It has been recommended to me to account for my last manic episode. I need something to come back to in the future where I forget where I've been. Hopefully never again.
I did a terrible job of documenting my first issues in Los Angeles. The stress of striking out on my own as well as trying to handle my taxes and student loans became a heavy mental load. Before Halloween that year I had started to experience mild psychosis my father didn't know what to do with me at the time and sent me to live in central Texas with my mother.
I was very depressed out here for almost a year. Then I got into the state mental health service MHMR and started to really turn things around as I acclimated to the humid days and the zero tolerance life. There aren't many good jokes in the heart of Texas. In time I became so comfortable that I made the mistake of weaning myself off of my daily medication. First it was a small change. As time went on I took less and less until eventually I had stopped altogether around a year later.

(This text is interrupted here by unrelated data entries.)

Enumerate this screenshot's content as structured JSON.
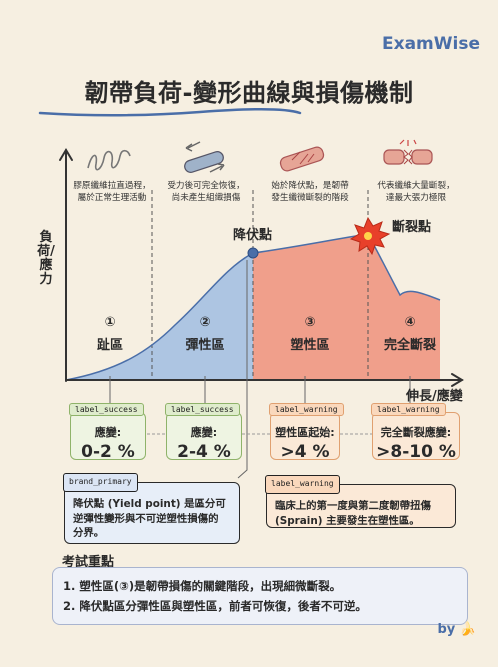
{
  "brand": "ExamWise",
  "title": "韌帶負荷-變形曲線與損傷機制",
  "annotations": [
    {
      "line1": "膠原纖維拉直過程，",
      "line2": "屬於正常生理活動",
      "icon": "spring-icon"
    },
    {
      "line1": "受力後可完全恢復，",
      "line2": "尚未產生組織損傷",
      "icon": "cylinder-icon"
    },
    {
      "line1": "始於降伏點，是韌帶",
      "line2": "發生纖微斷裂的階段",
      "icon": "frayed-fiber-icon"
    },
    {
      "line1": "代表纖維大量斷裂，",
      "line2": "達最大張力極限",
      "icon": "torn-fiber-icon"
    }
  ],
  "axes": {
    "y_label": "負荷/應力",
    "x_label": "伸長/應變"
  },
  "points": {
    "yield": "降伏點",
    "rupture": "斷裂點"
  },
  "zones": [
    {
      "num": "①",
      "name": "趾區"
    },
    {
      "num": "②",
      "name": "彈性區"
    },
    {
      "num": "③",
      "name": "塑性區"
    },
    {
      "num": "④",
      "name": "完全斷裂"
    }
  ],
  "cards": [
    {
      "tag": "label_success",
      "key": "應變:",
      "value": "0-2 %"
    },
    {
      "tag": "label_success",
      "key": "應變:",
      "value": "2-4 %"
    },
    {
      "tag": "label_warning",
      "key": "塑性區起始:",
      "value": ">4 %"
    },
    {
      "tag": "label_warning",
      "key": "完全斷裂應變:",
      "value": ">8-10 %"
    }
  ],
  "notes": {
    "yield_note": {
      "tag": "brand_primary",
      "lines": [
        "降伏點 (Yield point) 是區分可",
        "逆彈性變形與不可逆塑性損傷的",
        "分界。"
      ]
    },
    "clinical_note": {
      "tag": "label_warning",
      "lines": [
        "臨床上的第一度與第二度韌帶扭傷",
        "(Sprain) 主要發生在塑性區。"
      ]
    }
  },
  "exam": {
    "title": "考試重點",
    "items": [
      "1. 塑性區(③)是韌帶損傷的關鍵階段，出現細微斷裂。",
      "2. 降伏點區分彈性區與塑性區，前者可恢復，後者不可逆。"
    ]
  },
  "byline": "by 🍌",
  "colors": {
    "blue_fill": "#a9c2e2",
    "red_fill": "#ef9a86",
    "accent": "#4a6ea8",
    "burst": "#e8402a"
  }
}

Come mothers day of 2014 I was acting out again. I didn't have a grasp of what was going on because my mother also suffers from the same disorder and had a short relapse only a few months before. I fancied myself a master manipulator or magician. And have since scattered my belongings in all corners of our house. At the peak of that experience my father made the call to have me on emergency detention. I was apprehended by the local police and spent ten terrible days without psychiatric treatment in the ER of the local branch of Metroplex hospital.
The days there were terrible. I could hardly trust anyone and was on 24 hour surveillance. Initially I was testing my own limits but with time ended up testing every shift nurse in that system. I remember avoiding medication at metroplex and thinking that my life would come to an end if they were to poison me to get me to sleep. I don't remember many details except the cold nights and losing a bunch of weight under delusion that I was a kung-fu master of some kind. The hospital staff was very dismissive and not trusting. I couldn't tell whether it was my ego or others around me who seemed like deflated caricatures of people who I was familiar with. Pardon the ramble but those ten days were the worst experience in a hospital that I have ever seen and now I only have the medical bills to show for it. I still try and forget some of those terrible times on the state hospital waiting list. Within a week I was moved up from the 40th position on the waiting list to the second. On the last day I was finally able to eat and brush my own teeth without supervision. I was then moved to the state hospital ASH.
Ironically I'd been wanting to visit Austin considering the time that I had spent in central Texas already. I'm a musician and I found a lot of peace in the strange people that are from around there who worked at ASH. For my first week and a half there I maintained the super-soldier mentality and displayed my martial arts almost on a daily basis. I endured many hallucinations in order to maintain control but still had to be put down between fights of the female aspects of what angrycrow was capable of and the peace of ben Nix. I was once asked if I thought there was a coincidence that my best friend from college and I were both diagnosed with mental disorders. If you combine our technical knowledge with the trying times that most adults our age suffer with I would say no. We're a stressed generation in trying times and we're fast approaching leadership roles in communities who set their minds on the great american dream. I know I'm getting out there and lofty. But I strongly believe that my experience was mostly based on defining freedom for myself. Nothing defines freedom better than being arrested and thrown into a hospital system against your will just before mothers day. Having to get permission to use the restroom. Living where the suicidal people are in the same room as the homicidal. I have been verbally abused and physically threatened by the wild animals in SSFAPS ward at ASH too many times to recall. And so I have to close this chapter. Despite my behavior without the medication and me foolishly second guessing a veteran doctor. I have more a sense of what freedom can be if I keep myself in check. This experience has given me as much creative material as it has nightmares. I only wish I could remember every bloody detail that would keep me from entering the halls of the haunted hospital ever again. Between ASH and Metroplex I was reborn as a more free man with an even greater respect for the fine line between genius and insanity. I think I'll be back for other accounts of this experience. But I'm glad I have the freedom to put it here in the first place.